"I'll take it. I can't lose you, Mrs. Cheyne."
"No—not if I can help it," she whispered.
A general movement among Perot's visitors brought the conversation to a pause. Mrs. Rumsen, after a final word with Camilla, departed with her small brood. Cortland Bent, with a mischievous intention of supplying evidence of the inefficacy of the parental will, removed one wing of the screen which sheltered Berkely and his own ex-fiancée. But Miss Janney was not in the least disconcerted, only turning her head over her shoulder to throw at him:
"Please go away, Cort. I'm extremely busy."
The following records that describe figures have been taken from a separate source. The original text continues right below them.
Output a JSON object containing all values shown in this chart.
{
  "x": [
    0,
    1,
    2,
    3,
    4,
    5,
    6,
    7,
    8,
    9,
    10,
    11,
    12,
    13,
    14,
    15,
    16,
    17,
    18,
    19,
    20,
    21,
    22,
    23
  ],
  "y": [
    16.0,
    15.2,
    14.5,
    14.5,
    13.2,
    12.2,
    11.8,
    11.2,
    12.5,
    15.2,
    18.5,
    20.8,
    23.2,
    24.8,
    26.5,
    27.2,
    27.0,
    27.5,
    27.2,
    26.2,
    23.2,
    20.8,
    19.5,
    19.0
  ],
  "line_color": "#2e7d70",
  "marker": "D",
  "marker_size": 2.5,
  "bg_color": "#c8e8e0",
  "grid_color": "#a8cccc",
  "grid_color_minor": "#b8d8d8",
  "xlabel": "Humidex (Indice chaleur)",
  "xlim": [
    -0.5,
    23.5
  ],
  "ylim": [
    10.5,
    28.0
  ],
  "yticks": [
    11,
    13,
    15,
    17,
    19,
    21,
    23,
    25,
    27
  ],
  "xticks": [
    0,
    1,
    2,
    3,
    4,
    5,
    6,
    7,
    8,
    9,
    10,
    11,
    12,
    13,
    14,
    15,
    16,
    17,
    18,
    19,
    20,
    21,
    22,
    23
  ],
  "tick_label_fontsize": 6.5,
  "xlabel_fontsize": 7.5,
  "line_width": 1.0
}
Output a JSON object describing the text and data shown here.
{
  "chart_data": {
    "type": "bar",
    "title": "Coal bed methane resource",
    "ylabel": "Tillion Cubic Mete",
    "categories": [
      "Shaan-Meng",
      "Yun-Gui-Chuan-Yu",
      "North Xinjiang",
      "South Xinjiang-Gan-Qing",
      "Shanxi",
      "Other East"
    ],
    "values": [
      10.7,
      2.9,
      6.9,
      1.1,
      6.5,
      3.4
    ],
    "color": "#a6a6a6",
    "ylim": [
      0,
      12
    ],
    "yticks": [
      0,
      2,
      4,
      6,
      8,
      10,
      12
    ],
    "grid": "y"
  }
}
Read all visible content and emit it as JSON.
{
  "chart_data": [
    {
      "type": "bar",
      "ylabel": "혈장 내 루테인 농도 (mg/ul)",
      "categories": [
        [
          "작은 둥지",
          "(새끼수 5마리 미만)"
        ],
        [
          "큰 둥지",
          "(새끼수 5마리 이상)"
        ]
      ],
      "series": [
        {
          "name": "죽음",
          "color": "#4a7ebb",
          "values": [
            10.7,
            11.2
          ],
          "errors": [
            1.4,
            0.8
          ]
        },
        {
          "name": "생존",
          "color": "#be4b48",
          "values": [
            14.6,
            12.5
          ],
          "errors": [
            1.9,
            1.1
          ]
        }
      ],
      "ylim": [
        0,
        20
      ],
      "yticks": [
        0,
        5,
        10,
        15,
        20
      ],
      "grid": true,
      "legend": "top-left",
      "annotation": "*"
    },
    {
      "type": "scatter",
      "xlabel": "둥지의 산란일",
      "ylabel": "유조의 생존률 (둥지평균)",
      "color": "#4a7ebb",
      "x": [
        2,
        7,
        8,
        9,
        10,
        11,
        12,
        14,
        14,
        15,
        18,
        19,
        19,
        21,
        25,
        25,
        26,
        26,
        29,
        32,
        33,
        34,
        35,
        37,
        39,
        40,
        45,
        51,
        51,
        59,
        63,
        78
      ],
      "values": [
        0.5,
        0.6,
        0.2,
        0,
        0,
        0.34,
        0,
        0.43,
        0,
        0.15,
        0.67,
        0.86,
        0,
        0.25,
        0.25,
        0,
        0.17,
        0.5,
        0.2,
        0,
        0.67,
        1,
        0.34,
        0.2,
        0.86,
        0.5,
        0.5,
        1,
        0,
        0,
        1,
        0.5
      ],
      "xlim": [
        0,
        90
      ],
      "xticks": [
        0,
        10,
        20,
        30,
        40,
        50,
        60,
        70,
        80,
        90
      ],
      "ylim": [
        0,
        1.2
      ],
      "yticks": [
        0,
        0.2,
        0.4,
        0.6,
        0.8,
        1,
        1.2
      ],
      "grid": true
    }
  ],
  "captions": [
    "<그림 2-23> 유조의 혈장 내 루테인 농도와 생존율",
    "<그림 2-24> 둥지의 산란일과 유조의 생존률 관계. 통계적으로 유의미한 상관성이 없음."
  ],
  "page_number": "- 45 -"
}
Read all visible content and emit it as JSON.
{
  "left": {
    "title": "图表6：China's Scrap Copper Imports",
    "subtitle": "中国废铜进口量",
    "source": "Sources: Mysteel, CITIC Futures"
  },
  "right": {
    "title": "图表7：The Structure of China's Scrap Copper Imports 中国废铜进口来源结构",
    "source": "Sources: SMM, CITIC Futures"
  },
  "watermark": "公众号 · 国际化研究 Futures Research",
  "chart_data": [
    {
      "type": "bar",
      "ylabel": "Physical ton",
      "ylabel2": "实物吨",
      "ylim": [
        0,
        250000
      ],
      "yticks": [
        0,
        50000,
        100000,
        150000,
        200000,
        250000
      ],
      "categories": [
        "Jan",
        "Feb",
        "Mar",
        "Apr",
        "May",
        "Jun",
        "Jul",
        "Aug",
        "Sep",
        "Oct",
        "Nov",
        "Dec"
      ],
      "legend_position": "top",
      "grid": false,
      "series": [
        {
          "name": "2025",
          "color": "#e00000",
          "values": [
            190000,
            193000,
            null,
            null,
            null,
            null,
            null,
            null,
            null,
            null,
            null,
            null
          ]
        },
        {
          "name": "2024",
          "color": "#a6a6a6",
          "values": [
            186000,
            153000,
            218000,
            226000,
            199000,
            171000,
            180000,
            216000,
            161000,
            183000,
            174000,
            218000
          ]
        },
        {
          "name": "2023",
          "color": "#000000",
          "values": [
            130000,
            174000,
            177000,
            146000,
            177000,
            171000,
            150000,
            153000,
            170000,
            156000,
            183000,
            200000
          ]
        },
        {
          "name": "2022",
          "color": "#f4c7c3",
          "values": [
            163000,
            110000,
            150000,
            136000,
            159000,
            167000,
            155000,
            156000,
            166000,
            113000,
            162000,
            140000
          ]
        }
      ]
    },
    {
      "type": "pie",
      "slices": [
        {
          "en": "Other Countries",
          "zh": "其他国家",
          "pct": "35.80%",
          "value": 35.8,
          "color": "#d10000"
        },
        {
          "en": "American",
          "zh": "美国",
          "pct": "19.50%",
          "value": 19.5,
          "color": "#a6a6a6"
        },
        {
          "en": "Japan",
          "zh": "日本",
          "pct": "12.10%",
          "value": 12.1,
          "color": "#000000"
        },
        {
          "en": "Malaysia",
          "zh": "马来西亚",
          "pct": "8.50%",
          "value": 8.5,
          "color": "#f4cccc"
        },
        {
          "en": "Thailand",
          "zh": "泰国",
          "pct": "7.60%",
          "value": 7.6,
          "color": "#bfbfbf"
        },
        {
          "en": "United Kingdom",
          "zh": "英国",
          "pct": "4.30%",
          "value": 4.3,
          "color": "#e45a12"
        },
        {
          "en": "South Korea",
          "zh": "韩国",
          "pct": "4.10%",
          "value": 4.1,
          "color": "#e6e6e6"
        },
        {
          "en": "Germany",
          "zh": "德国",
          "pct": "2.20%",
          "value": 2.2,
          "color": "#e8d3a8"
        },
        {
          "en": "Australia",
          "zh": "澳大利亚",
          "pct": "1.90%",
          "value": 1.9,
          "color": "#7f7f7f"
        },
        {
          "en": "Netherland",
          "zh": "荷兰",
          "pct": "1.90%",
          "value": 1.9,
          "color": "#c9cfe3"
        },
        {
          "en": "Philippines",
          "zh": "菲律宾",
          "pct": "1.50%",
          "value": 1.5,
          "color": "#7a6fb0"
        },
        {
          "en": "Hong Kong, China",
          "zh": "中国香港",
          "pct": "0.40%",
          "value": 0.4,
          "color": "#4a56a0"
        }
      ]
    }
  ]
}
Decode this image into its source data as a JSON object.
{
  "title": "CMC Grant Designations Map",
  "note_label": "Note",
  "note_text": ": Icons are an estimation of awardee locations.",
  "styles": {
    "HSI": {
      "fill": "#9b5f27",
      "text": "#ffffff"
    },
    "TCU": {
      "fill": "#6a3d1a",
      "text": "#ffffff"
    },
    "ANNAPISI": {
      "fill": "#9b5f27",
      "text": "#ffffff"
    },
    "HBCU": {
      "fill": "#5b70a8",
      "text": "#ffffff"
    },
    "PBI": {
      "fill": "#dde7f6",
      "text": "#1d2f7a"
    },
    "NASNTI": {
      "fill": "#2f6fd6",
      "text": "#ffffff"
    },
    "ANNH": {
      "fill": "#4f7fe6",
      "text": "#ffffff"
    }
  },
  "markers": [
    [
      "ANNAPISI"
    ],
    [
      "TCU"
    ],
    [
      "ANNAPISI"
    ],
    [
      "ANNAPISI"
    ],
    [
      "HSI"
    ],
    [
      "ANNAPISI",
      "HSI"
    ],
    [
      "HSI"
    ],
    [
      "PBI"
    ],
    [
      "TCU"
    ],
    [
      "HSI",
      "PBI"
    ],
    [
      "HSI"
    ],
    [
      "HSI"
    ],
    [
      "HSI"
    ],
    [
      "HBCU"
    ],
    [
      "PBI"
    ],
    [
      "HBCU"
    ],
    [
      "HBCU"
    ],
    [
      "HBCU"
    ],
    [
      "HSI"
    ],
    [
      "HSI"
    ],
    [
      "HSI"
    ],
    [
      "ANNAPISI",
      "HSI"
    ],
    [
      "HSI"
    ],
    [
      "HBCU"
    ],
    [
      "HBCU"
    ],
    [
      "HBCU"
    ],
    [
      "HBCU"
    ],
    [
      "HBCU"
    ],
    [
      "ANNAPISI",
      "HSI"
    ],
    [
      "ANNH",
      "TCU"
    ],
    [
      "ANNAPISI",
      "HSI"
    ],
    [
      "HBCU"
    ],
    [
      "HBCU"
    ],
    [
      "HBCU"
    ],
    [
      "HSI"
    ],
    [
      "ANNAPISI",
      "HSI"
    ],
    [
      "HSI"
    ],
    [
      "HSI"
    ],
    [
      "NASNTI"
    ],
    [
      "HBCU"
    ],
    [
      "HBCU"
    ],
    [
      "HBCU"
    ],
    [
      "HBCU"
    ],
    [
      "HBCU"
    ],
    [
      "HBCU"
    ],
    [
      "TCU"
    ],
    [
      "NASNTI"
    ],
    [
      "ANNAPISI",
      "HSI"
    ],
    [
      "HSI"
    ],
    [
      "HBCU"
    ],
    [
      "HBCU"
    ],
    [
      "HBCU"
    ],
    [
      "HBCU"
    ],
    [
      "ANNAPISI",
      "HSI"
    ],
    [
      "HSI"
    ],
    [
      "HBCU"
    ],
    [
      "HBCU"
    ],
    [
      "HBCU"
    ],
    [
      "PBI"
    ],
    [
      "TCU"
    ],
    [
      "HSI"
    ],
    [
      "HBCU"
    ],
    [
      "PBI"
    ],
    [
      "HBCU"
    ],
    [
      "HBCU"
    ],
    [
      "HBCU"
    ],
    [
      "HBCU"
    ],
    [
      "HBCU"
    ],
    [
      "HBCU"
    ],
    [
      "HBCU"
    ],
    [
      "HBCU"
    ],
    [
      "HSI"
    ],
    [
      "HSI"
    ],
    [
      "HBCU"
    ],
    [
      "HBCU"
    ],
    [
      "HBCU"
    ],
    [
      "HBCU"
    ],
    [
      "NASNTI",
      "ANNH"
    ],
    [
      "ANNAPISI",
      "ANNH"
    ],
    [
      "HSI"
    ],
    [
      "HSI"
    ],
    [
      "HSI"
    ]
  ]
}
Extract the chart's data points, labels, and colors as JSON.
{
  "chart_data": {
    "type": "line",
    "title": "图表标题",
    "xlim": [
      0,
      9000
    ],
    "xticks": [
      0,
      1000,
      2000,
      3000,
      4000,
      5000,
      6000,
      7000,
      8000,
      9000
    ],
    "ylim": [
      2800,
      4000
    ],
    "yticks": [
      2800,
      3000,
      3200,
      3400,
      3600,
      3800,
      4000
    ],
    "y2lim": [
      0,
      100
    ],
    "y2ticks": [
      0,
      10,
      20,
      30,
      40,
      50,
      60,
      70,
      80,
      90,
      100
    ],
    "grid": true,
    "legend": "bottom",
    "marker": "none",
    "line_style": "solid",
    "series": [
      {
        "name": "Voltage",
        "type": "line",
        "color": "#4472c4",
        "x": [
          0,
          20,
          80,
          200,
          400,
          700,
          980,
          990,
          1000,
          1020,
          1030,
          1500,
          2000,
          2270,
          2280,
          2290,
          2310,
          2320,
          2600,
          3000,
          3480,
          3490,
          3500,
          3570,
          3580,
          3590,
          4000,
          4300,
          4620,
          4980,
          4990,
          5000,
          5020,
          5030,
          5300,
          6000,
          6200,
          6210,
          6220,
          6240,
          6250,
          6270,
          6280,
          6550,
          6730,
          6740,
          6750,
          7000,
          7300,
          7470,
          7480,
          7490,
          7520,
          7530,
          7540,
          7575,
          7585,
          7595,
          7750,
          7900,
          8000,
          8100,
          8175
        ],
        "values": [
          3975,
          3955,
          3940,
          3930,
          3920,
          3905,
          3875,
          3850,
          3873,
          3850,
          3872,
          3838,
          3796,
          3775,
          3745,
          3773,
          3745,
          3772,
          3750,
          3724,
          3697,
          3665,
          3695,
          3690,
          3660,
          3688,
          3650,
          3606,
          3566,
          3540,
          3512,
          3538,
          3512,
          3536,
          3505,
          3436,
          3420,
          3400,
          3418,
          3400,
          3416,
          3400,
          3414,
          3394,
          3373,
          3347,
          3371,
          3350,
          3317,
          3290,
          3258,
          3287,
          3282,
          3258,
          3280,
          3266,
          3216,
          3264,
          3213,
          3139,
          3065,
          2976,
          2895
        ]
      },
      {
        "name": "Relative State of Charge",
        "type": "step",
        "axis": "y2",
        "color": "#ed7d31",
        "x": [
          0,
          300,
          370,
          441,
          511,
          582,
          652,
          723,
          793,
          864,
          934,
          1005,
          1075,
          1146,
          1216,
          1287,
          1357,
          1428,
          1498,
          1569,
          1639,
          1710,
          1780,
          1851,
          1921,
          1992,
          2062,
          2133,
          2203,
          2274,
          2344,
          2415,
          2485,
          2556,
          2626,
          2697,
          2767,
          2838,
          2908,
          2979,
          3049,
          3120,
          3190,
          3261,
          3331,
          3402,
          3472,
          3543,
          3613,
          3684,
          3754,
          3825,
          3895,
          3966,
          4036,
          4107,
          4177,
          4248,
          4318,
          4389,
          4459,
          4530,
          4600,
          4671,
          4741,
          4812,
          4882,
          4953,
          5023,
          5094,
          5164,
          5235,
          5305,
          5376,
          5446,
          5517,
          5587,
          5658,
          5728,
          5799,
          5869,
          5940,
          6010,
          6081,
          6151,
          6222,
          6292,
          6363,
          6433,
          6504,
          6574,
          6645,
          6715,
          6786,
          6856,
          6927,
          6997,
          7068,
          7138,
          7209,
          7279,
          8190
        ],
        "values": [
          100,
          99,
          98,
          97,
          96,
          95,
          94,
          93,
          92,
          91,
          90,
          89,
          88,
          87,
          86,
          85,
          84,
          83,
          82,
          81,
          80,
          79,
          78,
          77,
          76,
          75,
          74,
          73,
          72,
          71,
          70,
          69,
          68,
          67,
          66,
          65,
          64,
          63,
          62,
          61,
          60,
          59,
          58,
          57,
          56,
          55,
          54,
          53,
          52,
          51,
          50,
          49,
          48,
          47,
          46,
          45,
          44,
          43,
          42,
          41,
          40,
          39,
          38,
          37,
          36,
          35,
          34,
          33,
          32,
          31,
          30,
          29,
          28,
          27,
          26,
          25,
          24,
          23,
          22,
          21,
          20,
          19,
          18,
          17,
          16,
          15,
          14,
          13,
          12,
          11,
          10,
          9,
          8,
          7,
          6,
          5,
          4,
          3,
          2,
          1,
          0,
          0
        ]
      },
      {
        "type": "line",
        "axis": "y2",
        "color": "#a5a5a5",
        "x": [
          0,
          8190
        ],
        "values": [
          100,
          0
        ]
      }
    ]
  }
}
Camilla smiled, but was serious again when Bent whispered at her ear, "My refuge!" he said. "Yours is yonder."
She followed his glance toward Wray and Rita Cheyne, who were so wrapped in each other's conversation that they were unconscious of what went on around them.
"Come," said Camilla, her head in the air, "let us go."
CHAPTER XIII
GOOD FISHING
A clock struck the hour of nine. Mrs. Cheyne lowered the volume of Shaw's plays, the pages of which she had made a pretence of reading, and frowned at the corner of the rug. She now wore a house gown of clinging material whose colors changed from bronze to purple in the shadow of the lamps. It fitted her slim figure closely like chain-mail and shimmered softly like the skin of a dusky chameleon. Mrs. Cheyne was fond of uncertain colors in a low key, and her hour was in the dim of twilight, which lent illusions, stimulated the imagination to a perception of the meaning of shadows—softened shadows which hung around her eyes and mouth, which by day were merely lines—a little bitter, a little hard, a little cynical. Mrs. Cheyne's effects were all planned with exquisite care; the amber-colored shades, the warmish rug and scarlet table cover, the Chinese mandarin's robe on her piano, the azaleas in the yellow pots, all were a part of a color scheme upon which she had spent much thought. Her great wealth had not spoiled her taste for simplicity. The objects upon her table and mantel-shelf were few but choice, and their arrangement, each with reference to the other, showed an artistry which had learned something from Japan. She hated ugliness. Beauty was her fetich. The one great sorrow of her life was the knowledge that her own face was merely pretty; but the slight irregularity of her features somewhat condoned for this misfortune, and she had at last succeeded in convincing herself that the essence of beauty lies rather in what it suggests than in what it reveals. Nature, by way of atoning for not making each feature perfect, had endowed them all with a kind of Protean mobility, and her mind with a genius for suggestion, which she had brought to a high degree of usefulness. Without, therefore, being beautiful at all, she gave the impression of beauty, and she rejoiced in the reputation which she possessed of being marked "Dangerous."